Pelagia, I believe that statistic came from the Pardeys, who have studied the matter in some detail. I agree that cruising for a couple of years and then coming back to live at home is "successful." It depends on whether you achieved your stated goal and whether, indeed you had a goal at all. Too many people set off without a set plan for exactly where they are going and when they should be there. The goal needn't be fancy. You don't have to sail around the world. Taking the temperature of the sea in mid-oceans for a university research group could be a goal. Collecting postage stamps from every country Joshua Slocum visited is another. If you don't have goals, or you don't plan for them and achieve them, you change from a serious cruiser to a wandering liveaboard, and the chances of your giving up sailing become greater. Rows break out with your partners, because you can't agree how long to stay in a certain place, or where to go next. If you have a goal, those decisions are made for you, and made well in advance, so everyone knows what to expect. I believe that the Pardeys regarded giving up sailing early on as the big sin, as the sign of an unsuccessful cruise, but it takes all kinds to make a cruising world and I don't know whether you'd call Bernard Moitessier unsuccessful in his early days just because he was a wanderer, a self-styled vagabond, with no set goals except to enjoy himself on the deep wide ocean. Liveaboards might not automatically be successful cruisers, but there's nothing to stop them enjoying themselves in other ways, I guess.
I think another point may be made about having a shore based abode to return to. Selling all and jumping aboard a boat may seem like a great plan, but what if things fail to work out, or you get ill or injured? We are land creatures first. Not having a backup abode ashore seems to me no different than not having a backup bilge pump if the electric one bites the dust.

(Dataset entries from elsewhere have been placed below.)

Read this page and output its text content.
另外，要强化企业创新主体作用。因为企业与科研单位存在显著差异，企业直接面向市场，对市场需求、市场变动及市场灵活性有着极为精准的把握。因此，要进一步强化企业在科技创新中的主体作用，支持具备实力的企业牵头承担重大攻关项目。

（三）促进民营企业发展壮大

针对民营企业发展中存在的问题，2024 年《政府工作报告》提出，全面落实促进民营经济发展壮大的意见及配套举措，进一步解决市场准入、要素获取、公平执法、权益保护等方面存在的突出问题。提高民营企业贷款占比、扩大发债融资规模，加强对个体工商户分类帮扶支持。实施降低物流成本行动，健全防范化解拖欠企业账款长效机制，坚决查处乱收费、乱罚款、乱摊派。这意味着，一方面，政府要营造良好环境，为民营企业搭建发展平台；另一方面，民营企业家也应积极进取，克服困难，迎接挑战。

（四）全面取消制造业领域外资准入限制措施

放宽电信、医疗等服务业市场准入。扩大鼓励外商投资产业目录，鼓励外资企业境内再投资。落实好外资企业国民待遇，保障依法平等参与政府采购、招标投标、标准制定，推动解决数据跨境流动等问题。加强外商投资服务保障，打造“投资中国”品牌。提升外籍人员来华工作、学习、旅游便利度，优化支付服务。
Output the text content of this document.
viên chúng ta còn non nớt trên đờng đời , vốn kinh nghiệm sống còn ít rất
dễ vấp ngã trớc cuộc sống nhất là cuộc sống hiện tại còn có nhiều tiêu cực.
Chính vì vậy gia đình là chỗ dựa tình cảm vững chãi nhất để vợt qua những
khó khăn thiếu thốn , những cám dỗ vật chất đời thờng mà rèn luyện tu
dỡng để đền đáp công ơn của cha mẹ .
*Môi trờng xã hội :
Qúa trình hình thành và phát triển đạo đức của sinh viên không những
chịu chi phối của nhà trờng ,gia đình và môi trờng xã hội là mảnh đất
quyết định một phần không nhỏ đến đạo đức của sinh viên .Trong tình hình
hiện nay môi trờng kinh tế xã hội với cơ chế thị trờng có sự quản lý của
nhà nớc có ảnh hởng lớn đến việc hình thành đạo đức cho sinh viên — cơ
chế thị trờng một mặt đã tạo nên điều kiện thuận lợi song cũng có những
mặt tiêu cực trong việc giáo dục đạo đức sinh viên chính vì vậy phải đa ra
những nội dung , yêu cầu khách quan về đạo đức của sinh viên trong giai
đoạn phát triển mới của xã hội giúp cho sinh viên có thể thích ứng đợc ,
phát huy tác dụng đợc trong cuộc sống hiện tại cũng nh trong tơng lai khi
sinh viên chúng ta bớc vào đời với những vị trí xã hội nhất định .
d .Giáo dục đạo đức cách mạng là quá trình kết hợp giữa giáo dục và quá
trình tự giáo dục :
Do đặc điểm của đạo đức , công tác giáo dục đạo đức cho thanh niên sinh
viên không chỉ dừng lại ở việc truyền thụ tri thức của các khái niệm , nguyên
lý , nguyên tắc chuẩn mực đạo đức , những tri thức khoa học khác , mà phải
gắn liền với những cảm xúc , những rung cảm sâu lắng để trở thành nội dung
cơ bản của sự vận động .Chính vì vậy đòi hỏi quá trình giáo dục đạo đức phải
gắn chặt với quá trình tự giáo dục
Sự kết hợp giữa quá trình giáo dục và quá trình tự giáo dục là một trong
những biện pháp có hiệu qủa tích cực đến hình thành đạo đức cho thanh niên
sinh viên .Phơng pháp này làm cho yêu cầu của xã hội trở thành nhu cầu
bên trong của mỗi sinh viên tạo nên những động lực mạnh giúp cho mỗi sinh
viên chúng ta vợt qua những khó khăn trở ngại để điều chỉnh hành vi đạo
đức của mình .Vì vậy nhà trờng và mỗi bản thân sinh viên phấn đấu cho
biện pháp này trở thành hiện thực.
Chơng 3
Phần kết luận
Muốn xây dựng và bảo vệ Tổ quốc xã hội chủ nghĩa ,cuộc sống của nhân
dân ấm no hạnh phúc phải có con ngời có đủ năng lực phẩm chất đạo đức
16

If you are single like me, with no family nearby, this becomes even more critical. My own objective would be to have at least one to two years of rent money stashed in a "do not touch" account, or a late model mobile home back ashore.
An old Chinese proverb defines the three things you need to make you happy. They are 1) something to do, 2) someone (or something) to love, 3) something to look forward to.
Most people who go cruising on board a good boat would normally have all of these things, therefore they must, by definition, be happy. If, however, you are a lone sailor who hates his boat and has no destination in mind, you might not have many happy moments.